Günter Netzer zum Beispiel, den Englands Teammanager Alf Ramsey dreimal als echten Mittelfeldspieler unter die Lupe genommen und für den er einen harten Sonderbewacher angekündigt hatte, spielte plötzlich eine ganz andere Rolle. Franz Beckenbauer, den Ramsey als Ausputzer erwartete, brachte die Briten durch sein ständiges Wechselspiel mit Netzer weiter aus dem Konzept. Jürgen Grabowski hing - ebenfalls unerwartet für die Engländer - als Rechtsaußen weit in der eigenen Hälfte, und schließlich tauchte auch noch Herbert Wimmer an ganz anderen Orten auf, als Ramsey ihn vor einem Monat in Budapest sah.   Die englischen Zeitungen hatten von einem taktischen Schlachtplan der beiden "Feldherren" Ramsey und Schön geschrieben, die man sogar mit Montgomery und Rommel verglich. Nach dem Sieg stellte Schön lächelnd fest: "Die Engländer haben so viel vom 'Krieg' geschrieben, jetzt werde ich es auch einmal tun: Bindet den Helm fester, werde ich meinen Spielern sagen, wenn es in zwei Wochen zum Rückspiel nach Berlin geht!" Schön ist nämlich davon überzeugt: "Im Olympiastadion wird es bestimmt schwerer für uns. Da haben die Engländer nämlich nichts mehr zu verlieren. Da sind sie der große Außenseiter!" 
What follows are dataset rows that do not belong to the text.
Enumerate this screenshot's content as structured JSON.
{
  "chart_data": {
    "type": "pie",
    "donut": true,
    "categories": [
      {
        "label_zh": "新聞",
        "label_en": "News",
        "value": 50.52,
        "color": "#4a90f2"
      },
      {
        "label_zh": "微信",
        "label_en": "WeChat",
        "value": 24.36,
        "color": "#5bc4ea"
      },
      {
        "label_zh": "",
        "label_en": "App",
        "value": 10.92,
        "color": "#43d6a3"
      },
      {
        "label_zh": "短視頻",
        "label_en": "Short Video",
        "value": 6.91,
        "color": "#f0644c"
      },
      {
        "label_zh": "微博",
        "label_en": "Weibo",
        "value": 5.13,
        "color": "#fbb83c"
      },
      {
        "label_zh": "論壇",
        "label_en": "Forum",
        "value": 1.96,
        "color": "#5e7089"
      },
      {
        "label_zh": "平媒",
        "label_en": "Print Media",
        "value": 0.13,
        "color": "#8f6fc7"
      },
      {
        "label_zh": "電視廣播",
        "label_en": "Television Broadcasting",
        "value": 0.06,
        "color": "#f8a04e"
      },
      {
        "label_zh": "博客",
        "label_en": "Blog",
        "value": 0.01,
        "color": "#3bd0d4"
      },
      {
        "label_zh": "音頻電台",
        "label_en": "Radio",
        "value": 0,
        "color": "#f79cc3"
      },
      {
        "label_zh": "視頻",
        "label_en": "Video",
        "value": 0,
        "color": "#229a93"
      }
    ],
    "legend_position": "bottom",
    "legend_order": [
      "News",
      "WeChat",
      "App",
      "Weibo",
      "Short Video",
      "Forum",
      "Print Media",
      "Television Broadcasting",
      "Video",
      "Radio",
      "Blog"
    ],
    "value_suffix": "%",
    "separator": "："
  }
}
Letzte Minuten entscheiden 

Noch bis in die frühen Morgenstunden wurde über die vierte Heimniederlage der Engländer gegen eine kontinentale Mannschaft fieberhaft diskutiert. "Es war das beste Spiel einer deutschen Elf seit dem Gewinn der Weltmeisterschaft 1954", sagen die einen. "Das 3:1 kam gegen eine relativ schwache englische Elf zustande", versuchten andere den 200. deutschen Länderspielsieg in Grenzen zu halten. Fest steht, dass die Engländer nicht so schwach waren. Schließlich wurde Sepp Maier zum meistbeschäftigten Spieler des Feldes. Die deutsche Elf ist eben über sich selbst hinausgewachsen. Sie wurde sogar nach dem 1:0 durch Uli Hoeneß (26.) so selbstbewußt, dass sie plötzlich mit den verzweifelt fightenden Briten streckenweise Fußball modernster Prägung spielte. Erst nach 13:2 Ecken kamen die wütend angreifenden Engländer durch Brancis Dee (77.) zum Ausgleich, nachdem Sepp Maier der glatte Ball aus dem Arm glitt. Als der französische Schiedsrichter in der 86. Minute bei einem Foul von Bobby Moore an Held endlich auf den Elfmeterpunkt zeigte, nachdem er ein noch schwereres Vergehen von Hunter an Müller in der 53. Minute nicht geahndet hatte, nahm Netzer diese große Chance zum 2:1 wahr, und wenige Sekunden vor Schluß stellte dann Gerd Müller mit seinem 43. Länderspieltor auch noch den Rekord von Uwe Seeler ein.   Was sich in den letzten Spielminuten und vor allen nach dem Abpfiff von Schiedsrichter Helies auf den weiten Rängen abspielte, hat selbst eine so traditionsreiche Stätte, wie Wembley noch selten oder gar nicht gesehen. Tausende deutscher Schlachtenbummler, die sich mit der Länge des Spiels immer lautstärker bemerkbar gemacht hatten und schließlich sogar die sanges- und stimmgewaltigen englischen Fans übertrafen, gerieten in einen wahren Freudentaumel.

"So ein Tag, so wunderschön wie heute" hallte es durch das Stadion als sei man mitten in der Mainzer Fassenacht, oder "Hi-ha-ho - England ist K.o!", Hunderte von Transparenten streckten sich den deutschen Spielern entgegen, die es selbst noch nicht begreifen konnten, dass sie den mächtigen Gegner an eigener Stätte besiegt hatten. Mit hängenden Köpfen, aber meist dem siegenden Gegner fair gratulierend, verließen die englischen Gegner den Rasen. Ihnen war es gewiß kein Trost, dass sie mit der Nationalhymne in die Kabinen entlassen wurden, die wohl kaum die grellen Pfiffe aus ihren Ohren verdrängt hatte, mit denen die maßlos enttäuschten Fans ihren Mißmut zum Ausdruck brachten.